Australia lagging in business loans as SMEs “starved” of credit: Report

Australia is experiencing negative growth in loans to businesses, with a new report revealing Australia lags behind the G8 average by 2% and the BRIC nations’ average by a whopping 68%.

 

The study, by international accounting and consultancy network UHY, examines central bank data on outstanding loans to businesses in 22 countries across UHY’s network.

 

This includes the G8 – the United States, Canada, the United Kingdom, France, Germany, Italy, Japan and Russia – and BRIC (Brazil, Russia, India and China).

 

The study found that despite Australia fairing well in the global financial crisis and having strong financial institutions, the value of loans in Australia fell by 6% in the last three years.

 

According to the study, outstanding loans to Australian businesses shrunk from US$690 billion in December 2008 to US$651 billion in 2011.

 

Meanwhile, all BRIC nations experienced double-digit growth.
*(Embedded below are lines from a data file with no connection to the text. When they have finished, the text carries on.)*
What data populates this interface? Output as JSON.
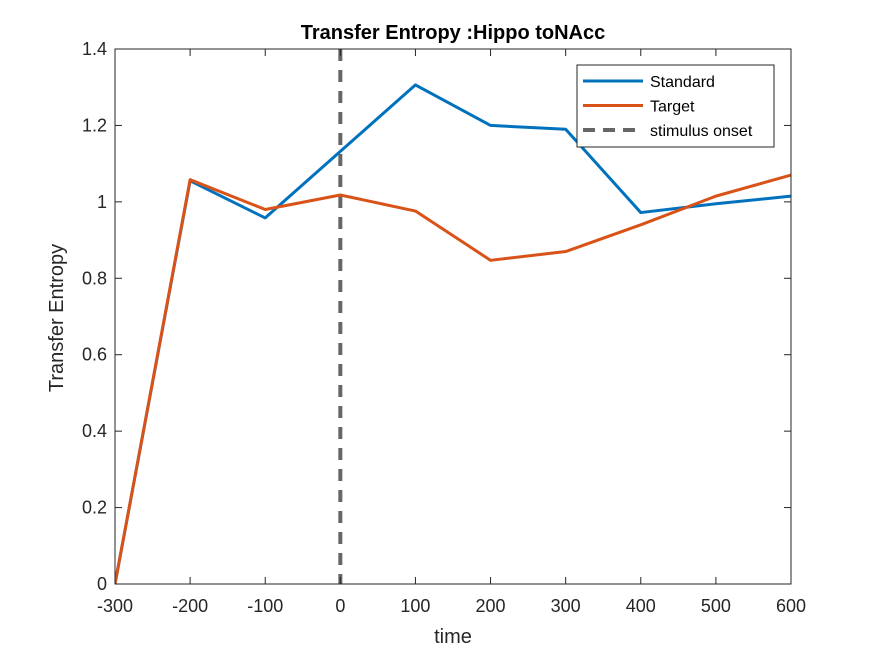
{
  "chart_data": {
    "type": "line",
    "title": "Transfer Entropy :Hippo toNAcc",
    "xlabel": "time",
    "ylabel": "Transfer Entropy",
    "xlim": [
      -300,
      600
    ],
    "ylim": [
      0,
      1.4
    ],
    "xticks": [
      -300,
      -200,
      -100,
      0,
      100,
      200,
      300,
      400,
      500,
      600
    ],
    "xtick_labels": [
      "-300",
      "-200",
      "-100",
      "0",
      "100",
      "200",
      "300",
      "400",
      "500",
      "600"
    ],
    "yticks": [
      0,
      0.2,
      0.4,
      0.6,
      0.8,
      1.0,
      1.2,
      1.4
    ],
    "ytick_labels": [
      "0",
      "0.2",
      "0.4",
      "0.6",
      "0.8",
      "1",
      "1.2",
      "1.4"
    ],
    "x": [
      -300,
      -200,
      -100,
      0,
      100,
      200,
      300,
      400,
      500,
      600
    ],
    "series": [
      {
        "name": "Standard",
        "color": "#0072BD",
        "values": [
          0,
          1.055,
          0.958,
          1.132,
          1.306,
          1.2,
          1.19,
          0.972,
          0.995,
          1.015
        ]
      },
      {
        "name": "Target",
        "color": "#D95319",
        "values": [
          0,
          1.058,
          0.98,
          1.018,
          0.976,
          0.847,
          0.87,
          0.94,
          1.015,
          1.07
        ]
      }
    ],
    "vline": {
      "name": "stimulus onset",
      "x": 0,
      "color": "#666666",
      "style": "dashed"
    },
    "legend": {
      "placement": "top-right",
      "entries": [
        "Standard",
        "Target",
        "stimulus onset"
      ]
    },
    "grid": false
  }
}
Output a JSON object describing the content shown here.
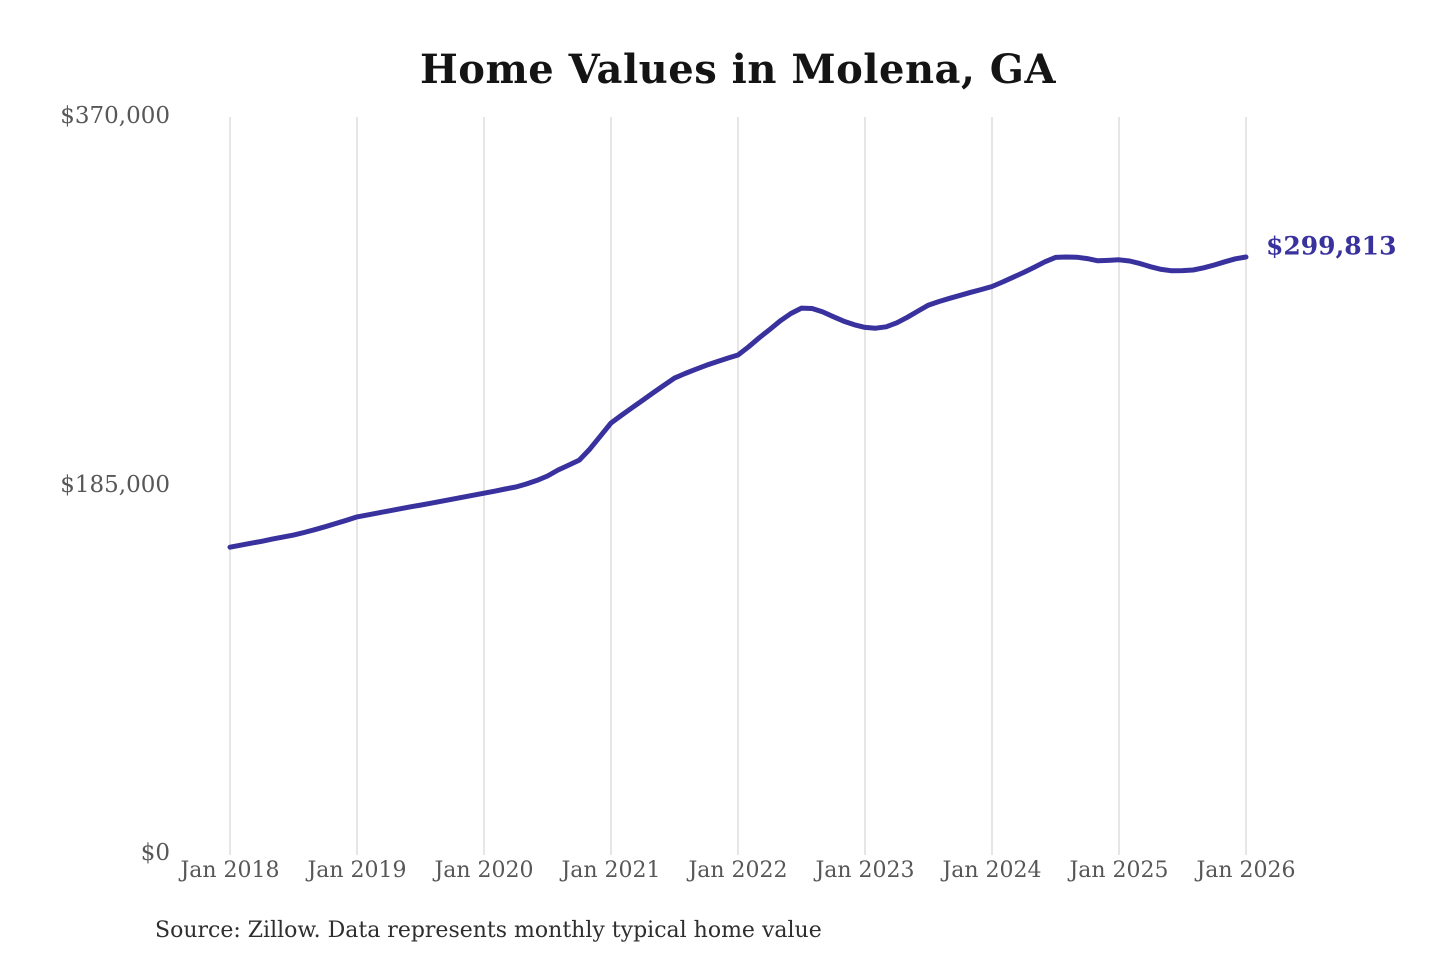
{
  "header": {
    "title": "Home Values in Molena, GA"
  },
  "footer": {
    "source_note": "Source: Zillow. Data represents monthly typical home value"
  },
  "colors": {
    "line": "#39329e",
    "value_label": "#39329e",
    "grid": "#cccccc",
    "title_text": "#141414",
    "tick_text": "#575757",
    "source_text": "#2e2e2e",
    "background": "#ffffff"
  },
  "chart_data": {
    "type": "line",
    "title": "Home Values in Molena, GA",
    "xlabel": "",
    "ylabel": "",
    "x_tick_labels": [
      "Jan 2018",
      "Jan 2019",
      "Jan 2020",
      "Jan 2021",
      "Jan 2022",
      "Jan 2023",
      "Jan 2024",
      "Jan 2025",
      "Jan 2026"
    ],
    "y_tick_labels": [
      "$0",
      "$185,000",
      "$370,000"
    ],
    "ylim": [
      0,
      370000
    ],
    "x_range": [
      "Jan 2018",
      "Jan 2026"
    ],
    "frequency": "monthly",
    "grid": "vertical-gridlines-only",
    "legend": "none",
    "last_value": 299813,
    "last_value_label": "$299,813",
    "series": [
      {
        "name": "Typical home value",
        "values": [
          154300,
          155300,
          156300,
          157300,
          158400,
          159400,
          160400,
          161700,
          163100,
          164600,
          166200,
          167800,
          169500,
          170500,
          171500,
          172500,
          173500,
          174500,
          175400,
          176400,
          177400,
          178400,
          179400,
          180400,
          181400,
          182400,
          183500,
          184500,
          186000,
          187800,
          190000,
          193000,
          195500,
          198000,
          203500,
          210000,
          216600,
          220500,
          224300,
          228000,
          231800,
          235500,
          239100,
          241400,
          243500,
          245500,
          247300,
          249000,
          250700,
          254800,
          259300,
          263500,
          267800,
          271500,
          274200,
          274000,
          272300,
          269900,
          267600,
          265800,
          264500,
          264100,
          264800,
          266800,
          269600,
          272700,
          275700,
          277500,
          279100,
          280600,
          282100,
          283500,
          285000,
          287300,
          289700,
          292100,
          294700,
          297400,
          299600,
          299800,
          299700,
          299000,
          297900,
          298100,
          298400,
          297800,
          296500,
          294900,
          293600,
          292900,
          293000,
          293300,
          294400,
          295800,
          297400,
          298900,
          299813
        ]
      }
    ]
  }
}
According to UHY Haines Norton chairman David Tomasi, the results for Australia reflect the banks’ tough lending criteria.

 

“While our economy is performing well, relative to other industrialised countries, Australian banks have scaled back lending to small businesses,” Tomasi says.

 

“[This is] causing some sectors of the economy such as the manufacturing sector – which is highly capital-intensive – to be hard hit over the last few years.”

 

Tomasi says lending to small businesses is a key barometer of economic prosperity, so tough lending criteria could have dire consequences.

 

“Starved of credit, it’s difficult for them to expand and create jobs,” Tomasi says.

 

“Small businesses are hugely reliant on bank financing… If a small business cannot expand to fulfill an order, that order can be lost to better financed overseas competitors.”

 

Tomasi says governments should reverse this negative trend in business funding by offering other forms of funding outside of the banking system, such as tax breaks for private investors.

 

The study mirrors the findings of a DBM Consultants survey, which shows the borrowing intentions of SMEs have dropped significantly because of the gap between official interest rates and those charged by the major lenders.

 

The survey also found a fall in banking satisfaction among businesses, with the ratings levels of the big four banks tapering off in February, marking a reversal of last year’s steady rise.

 

“Wider lending margins were closely associated with a fall in the number of businesses saying they were looking to take out additional lending products and an increase in the number of businesses seeking to replace existing lending,” DBM managing director Dhruba Gupta said.

 

“So while the banks’ lending margins have improved, they appear to have come at a cost of fewer businesses looking for new loans, and more existing customers looking to replace their current lending.”